Rassismus ist die gemeinsame Klammer und der Treibstoff der AfD. Doch ohne den reaktionären Antikapitalismus wäre der Erfolg der Neofaschisten insbesondere im Osten nicht zu erklären. Von Simon Zamora Martin
Dramatische Musik erklingt, als am 6. Juli 2019 das ostdeutsche Triumvirat der AfD in Keilformation über den blauen Laufsteg nach vorne schreitet. An der Spitze, mit breitem Lächeln, strengem Seitenscheitel und stahlblauen Augen, der Führer des offiziell mittlerweile aufgelösten „Flügels“: Björn Höcke. Direkt hinter ihm folgen der sächsische Landeschef der AfD Jörg Urban und der wahlbrandenburger Unteroffizier Andreas Kalbitz, der momentan gegen seinen Parteiausschluss vorgeht. „Höcke, Höcke“ brüllen ihnen hunderte Anhänger von ihren langen Bierbänken entgegen, während sie mit Deutschlandwimpeln um sich wedeln.

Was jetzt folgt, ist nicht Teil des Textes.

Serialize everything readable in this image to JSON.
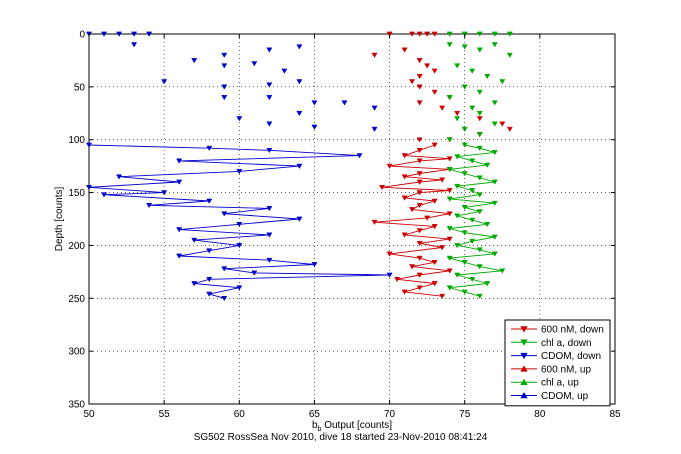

„Somewheres“ und „Anywheres“
Den Schlussakt des Kyffhäuser-Dramas bestreitet der „Führer“ alleine auf der Bühne: „Die Anywheres sind die Globalen Eliten“, beginnt Höcke seinen Monolog, „die morgens ein Meeting in Tokio haben, dann nachmittags zum Golf spielen in Singapur eintreffen, um am nächsten Tag am Abend auf dem Liegestuhl auf der Sonnenterrasse in Sankt Moritz ihren Latte-Machiato zu trinken. Diese globale Elite hat keine geographische Identität.“
„Die Somewheres“, fährt Höcke fort, „sind diejenigen, die ihren Wohnsitz mal nicht ebenso in eine Steueroase verlegen können. Das ist der Soldat, das ist der Polizist, der mit Überzeugung seinem Land dienen möchte. Das ist der Lehrer. (…) Das ist der mittelständische Unternehmer, der sein Unternehmen nicht einfach mal so in ein Niedriglohnland auslagern kann oder nicht auslagern will, weil er eine Verantwortung gegenüber seinen Mitarbeitern spürt. Das sind die Leistungsträger, die den ganzen Laden am Laufen halten (…). Das ist auch der Rentner, der nach einem langen, entbehrungsreichen Arbeitsleben gezwungen ist, Flaschen zu sammeln. Die Somewheres sind all die Menschen mit einer geographischen Identität. Das sind die, die täglich von den Multi-Kulti-Spinnern und den links-grün versifften Globalisierungsextremisten drangsaliert und ausgepresst werden.“ Die Menge tobt.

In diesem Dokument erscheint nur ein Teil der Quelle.